The LDAK weightings are designed to equalize the tagging of SNPs across the genome; SNPs in regions of high linkage disquilbirum (LD) will tend to get low weightings, and vice versa. The way LDAK calculates the weightings is described in full in our paper Improved heritability estimation from genome-wide SNPs (AJHG, 2012). However, very briefly, the method first assesses patterns of local LD by calculating a matrix of local pairwise squared-correlations between SNPs. Row i of this matrix will indicate to what extent the signal of SNP i is replicated by its neighbouring SNPs, so that the sum of these values will reflect the total amount that the signal of SNP i is replicated. Based on this matrix, LDAK determines SNP weightings so that the sum of the values in Row i times the SNP weightings equals (approximately) one. Originally, these weightings were calculated using the simplex method (linear optimization), however, we subsequently switched to a quadratic solver (the two approaches results in very similar weightings, but the latter is more efficient).

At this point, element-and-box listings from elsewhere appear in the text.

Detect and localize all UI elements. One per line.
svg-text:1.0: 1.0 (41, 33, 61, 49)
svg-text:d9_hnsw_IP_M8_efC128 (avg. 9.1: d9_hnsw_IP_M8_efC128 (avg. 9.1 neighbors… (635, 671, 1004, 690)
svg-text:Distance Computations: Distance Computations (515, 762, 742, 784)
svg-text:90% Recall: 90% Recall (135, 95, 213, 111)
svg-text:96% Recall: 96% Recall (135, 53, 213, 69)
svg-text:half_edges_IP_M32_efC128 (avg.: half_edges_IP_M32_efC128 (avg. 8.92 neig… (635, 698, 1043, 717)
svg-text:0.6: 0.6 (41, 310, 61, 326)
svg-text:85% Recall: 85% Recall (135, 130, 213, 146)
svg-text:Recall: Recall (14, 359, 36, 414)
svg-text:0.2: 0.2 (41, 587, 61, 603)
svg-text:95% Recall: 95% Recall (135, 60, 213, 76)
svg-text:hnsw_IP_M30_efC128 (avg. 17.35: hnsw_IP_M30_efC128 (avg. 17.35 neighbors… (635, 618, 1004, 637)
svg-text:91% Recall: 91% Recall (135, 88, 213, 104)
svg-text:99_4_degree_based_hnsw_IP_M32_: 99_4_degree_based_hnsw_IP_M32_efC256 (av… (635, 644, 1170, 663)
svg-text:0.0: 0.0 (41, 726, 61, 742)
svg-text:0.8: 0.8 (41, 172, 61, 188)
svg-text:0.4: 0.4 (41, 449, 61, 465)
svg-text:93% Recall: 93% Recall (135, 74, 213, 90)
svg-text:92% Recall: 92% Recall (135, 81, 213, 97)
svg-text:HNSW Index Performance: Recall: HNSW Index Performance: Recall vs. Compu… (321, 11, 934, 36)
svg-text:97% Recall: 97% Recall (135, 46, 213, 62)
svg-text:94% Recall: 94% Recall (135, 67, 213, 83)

_ _ _ _ _ _ _ _ _ _ _ _ _ _ _ _ _ _ _ _ _ _ _ _

The following picture describes the intuition behind the LDAK weightings.

In this toy example, there are nine SNPs, X1, X2, ..., X9, with corresponding weightings w1, w2,..., w9. SNPs 1 & 2 are highly correlated, as are SNPs 4 & 5, and also SNPs 6, 7, 8 & 9. Therefore, we view the nine SNPs as tagging only four distinct sources of underlying variation (U1, U2, U3 & U4). If the SNPs were weighted evenly, then U4 would get twice as much weighting as U1 & U3, and four times as much weighting as U2 (because U4 is tagged by twice as many SNPs as U1 & U3, and four times as many SNPs as U2). The LDAK weightings might instead set w1=w2=1/2, w3=1, w4=w5=1/2 and w6=w7=w8=w9=1/4, so that the total weighting for each source of underlying variation is one.